Hanipah mengatakan pengalaman Kabupaten Madiun menjadi salah satu bahan pembelajaran penting bagi Sumbawa Barat dalam menyiapkan skema kerja sama dengan badan usaha.
Menurutnya, sebelum masuk pada tahap kerja sama investasi, diperlukan kesamaan persepsi dan harmonisasi antara pemerintah daerah dengan DPRD. Hal tersebut dinilai menjadi bagian penting dalam proses menyiapkan skema KPBU.
“Yang penting adalah penyamaan persepsi dan harmonisasi antara eksekutif dan legislatif sebelum masuk ke kerja sama investasi,” ujar Hanipah.
Dalam kunjungan tersebut, Pemkab Sumbawa Barat juga mempelajari pengalaman Madiun dalam mengelola penerangan jalan melalui kerja sama dengan pihak ketiga. Pengetahuan tersebut menjadi bahan bagi daerah untuk melihat kemungkinan penerapan skema serupa di Sumbawa Barat.
Wakil Bupati Madiun Purnomo Hadi menyambut positif kunjungan rombongan Sumbawa Barat. Pemerintah Kabupaten Madiun menyatakan kesiapan untuk berbagi pengalaman melalui transfer pengetahuan terkait penerapan KPBU APJ.
Kabupaten Madiun tercatat menjadi pilot project KPBU APJ nasional. Pengalaman tersebut juga membawa daerah itu meraih penghargaan Innovative Financing.
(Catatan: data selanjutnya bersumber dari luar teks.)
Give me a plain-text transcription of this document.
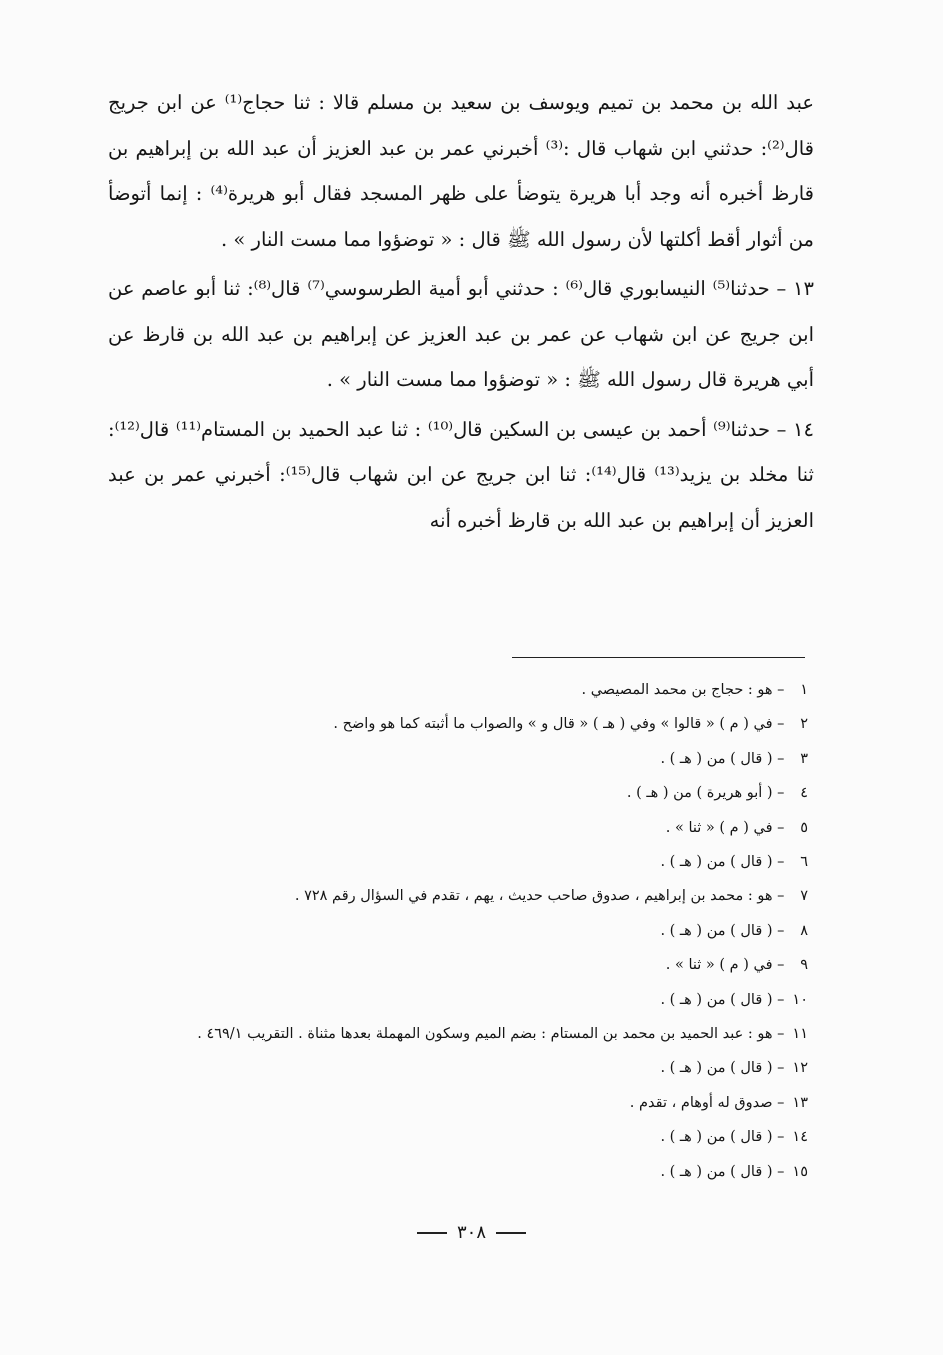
عبد الله بن محمد بن تميم ويوسف بن سعيد بن مسلم قالا : ثنا حجاج⁽¹⁾ عن ابن جريج قال⁽²⁾: حدثني ابن شهاب قال :⁽³⁾ أخبرني عمر بن عبد العزيز أن عبد الله بن إبراهيم بن قارظ أخبره أنه وجد أبا هريرة يتوضأ على ظهر المسجد فقال أبو هريرة⁽⁴⁾ : إنما أتوضأ من أثوار أقط أكلتها لأن رسول الله ﷺ قال : « توضؤوا مما مست النار » .

١٣ – حدثنا⁽⁵⁾ النيسابوري قال⁽⁶⁾ : حدثني أبو أمية الطرسوسي⁽⁷⁾ قال⁽⁸⁾: ثنا أبو عاصم عن ابن جريج عن ابن شهاب عن عمر بن عبد العزيز عن إبراهيم بن عبد الله بن قارظ عن أبي هريرة قال رسول الله ﷺ : « توضؤوا مما مست النار » .

١٤ – حدثنا⁽⁹⁾ أحمد بن عيسى بن السكين قال⁽¹⁰⁾ : ثنا عبد الحميد بن المستام⁽¹¹⁾ قال⁽¹²⁾: ثنا مخلد بن يزيد⁽¹³⁾ قال⁽¹⁴⁾: ثنا ابن جريج عن ابن شهاب قال⁽¹⁵⁾: أخبرني عمر بن عبد العزيز أن إبراهيم بن عبد الله بن قارظ أخبره أنه

١ – هو : حجاج بن محمد المصيصي .
٢ – في ( م ) « قالوا » وفي ( هـ ) « قال و » والصواب ما أثبته كما هو واضح .
٣ – ( قال ) من ( هـ ) .
٤ – ( أبو هريرة ) من ( هـ ) .
٥ – في ( م ) « ثنا » .
٦ – ( قال ) من ( هـ ) .
٧ – هو : محمد بن إبراهيم ، صدوق صاحب حديث ، يهم ، تقدم في السؤال رقم ٧٢٨ .
٨ – ( قال ) من ( هـ ) .
٩ – في ( م ) « ثنا » .
١٠ – ( قال ) من ( هـ ) .
١١ – هو : عبد الحميد بن محمد بن المستام : بضم الميم وسكون المهملة بعدها مثناة . التقريب ٤٦٩/١ .
١٢ – ( قال ) من ( هـ ) .
١٣ – صدوق له أوهام ، تقدم .
١٤ – ( قال ) من ( هـ ) .
١٥ – ( قال ) من ( هـ ) .
٣٠٨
Bagi Sumbawa Barat, pengalaman Madiun menjadi referensi dalam menyiapkan tahapan KPBU, termasuk membangun koordinasi antara unsur eksekutif dan legislatif sebelum kerja sama investasi dijalankan.
Kajian terhadap skema tersebut menjadi bagian dari langkah Pemkab Sumbawa Barat mencari alternatif pembiayaan untuk pembaruan sistem penerangan jalan. Proses persiapan dilakukan dengan mempelajari pengalaman daerah lain yang telah lebih dahulu menerapkan KPBU APJ.